Başbakan'a iki partili sistem uyarısı

Bahçeli grup konuşmasında 'iki partili sistem' ve Başkanlık Sistemi'yle ilgili tartışmaları da değerlendirdi. Başbakan Erdoğan'ın iki partili sistemle ilgili ABD pratiğini ve deneyimini örnek göstermesinin kendi açısından talihsizlik olduğunu ancak arkasındaki suflörün kimliğini göstermesi açısından da anlamlı olduğunu söyledi. Bahçeli şöyle konuştu:

"Anlaşıldığı kadarıyla Recep Tayyip Erdoğan, sürekli büyüttüğü nefretiyle, yıllardır hesaplaşmak için fırsat kolladığı Cumhuriyet'i darağacına çıkarabilmek amacıyla önümüzdeki seçimi bir dönüm noktası olarak tayip etmiştir. Kendisi için demokrasi vasıtadır ve Türkiye'nin yıkılması ve Türk milletinin etnik kıvılcımla yanması için ara istasyondur. Bu zihniyet bundan sonra her şeyi ikilemeyi mi amaçlamaktadır? İki partili yapının yerleşmesi için iki dilli, iki milletli iki bayraklı bir karanlığa girilmesi mi istenmektedir. Başbakan Erdoğan bir tarafta milletimizi 36'ya bölüp küçültürken öbür tarafta siyasi terziliğe soyunmuş ve bu defa da partileri kesip biçmek için süresel işbirlikçilerinden aldığı kör makasla harekete geçmiştir. 12 Eylül rejiminin iki partili siyasi sistem oluşturma girişiminin aynısına bugün Başbakan Erdoğan da niyetlenmiş ve ihtilal zihniyetiyle aynı karede buluşmuştur."

"Önce federasyon ardından konfederasyon ve sonunda da bağımsız Kürdistan"

MHP düşmanlığının Başbakan'da tarifi olmayan bir noktaya geldiğini de belirten Bahçeli, sürecin önümüzdeki seçimlerden sonra iktidar zihniyetinin istediği gibi işlemesi halinde önce federasyon ardından konfederasyon ve sonunda da bağımsız Kürdistan devletinin oluşmasının amaçlandığını söyledi. Bahçeli "AKP ile CHP arasındaki mutabakatın netleştiği ve birlikte koalisyon şartlarının olgunlaşmaya başladığı bir ortamda partimizin bunlar karşısında yegane milli güç olduğu tartışmasızdır" dedi.

 

"Yeni bir tür mandacı ve himayeci zihniyeti gösteriyor"

Bahçeli Başkanlık Sistemi'yle ilgili yaklaşımların da iki partili sistem taleplerinden ayrı olmadığını belirtirken Başbakan Erdoğan ile Cumhurbaşkanı Gül'ün 'Başkanlık' konusunda görüntüde ters düştüğünü ifade etti.
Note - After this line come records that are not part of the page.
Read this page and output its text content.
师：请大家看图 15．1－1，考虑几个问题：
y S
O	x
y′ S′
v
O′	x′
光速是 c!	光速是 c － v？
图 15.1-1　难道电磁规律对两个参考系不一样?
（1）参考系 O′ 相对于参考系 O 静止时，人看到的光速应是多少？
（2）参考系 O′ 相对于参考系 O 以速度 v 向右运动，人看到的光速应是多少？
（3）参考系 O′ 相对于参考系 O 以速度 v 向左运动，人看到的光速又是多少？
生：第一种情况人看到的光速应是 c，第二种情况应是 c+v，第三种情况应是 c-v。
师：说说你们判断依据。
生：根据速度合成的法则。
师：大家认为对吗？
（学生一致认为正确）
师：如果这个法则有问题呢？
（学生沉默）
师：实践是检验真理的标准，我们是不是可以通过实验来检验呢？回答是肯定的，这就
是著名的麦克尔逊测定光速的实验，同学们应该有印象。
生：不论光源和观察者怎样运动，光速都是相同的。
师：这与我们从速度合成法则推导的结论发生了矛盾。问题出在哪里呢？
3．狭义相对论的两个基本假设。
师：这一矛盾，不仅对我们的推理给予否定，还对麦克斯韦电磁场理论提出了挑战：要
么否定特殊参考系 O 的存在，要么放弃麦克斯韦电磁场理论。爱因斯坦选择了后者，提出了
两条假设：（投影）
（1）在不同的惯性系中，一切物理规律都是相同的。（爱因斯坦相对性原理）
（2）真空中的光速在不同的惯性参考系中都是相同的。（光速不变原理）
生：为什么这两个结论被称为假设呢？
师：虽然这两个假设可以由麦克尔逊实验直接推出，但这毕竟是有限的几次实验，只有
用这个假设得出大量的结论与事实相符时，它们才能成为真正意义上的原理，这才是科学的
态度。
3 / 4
Sorunsuz denilen sistemle ilgili ABD'de 1995-1996 yıllarında büyük sıkıntılar olduğunu ve sistemin işletilmesinin güçlükle sağlanabildiğini söyleyen Bahçeli "Kendi içinde başka birçok çelişkiyi taşıyan bu sistem ABD'ye uygun olabilir ya da bu sistemin işleyişinden kaynaklanan yükleri AKP toplumu kaldırabilir. Ne var ki ABD için iyi olanın bizim için de iyi olduğunu düşünmek ve böyle düşünce izharında bulunmak yeni tür bir mandacı ve himayeci zihniyeti göstermesi bakımından ibretlik bir örnek teşkil etmiştir" dedi.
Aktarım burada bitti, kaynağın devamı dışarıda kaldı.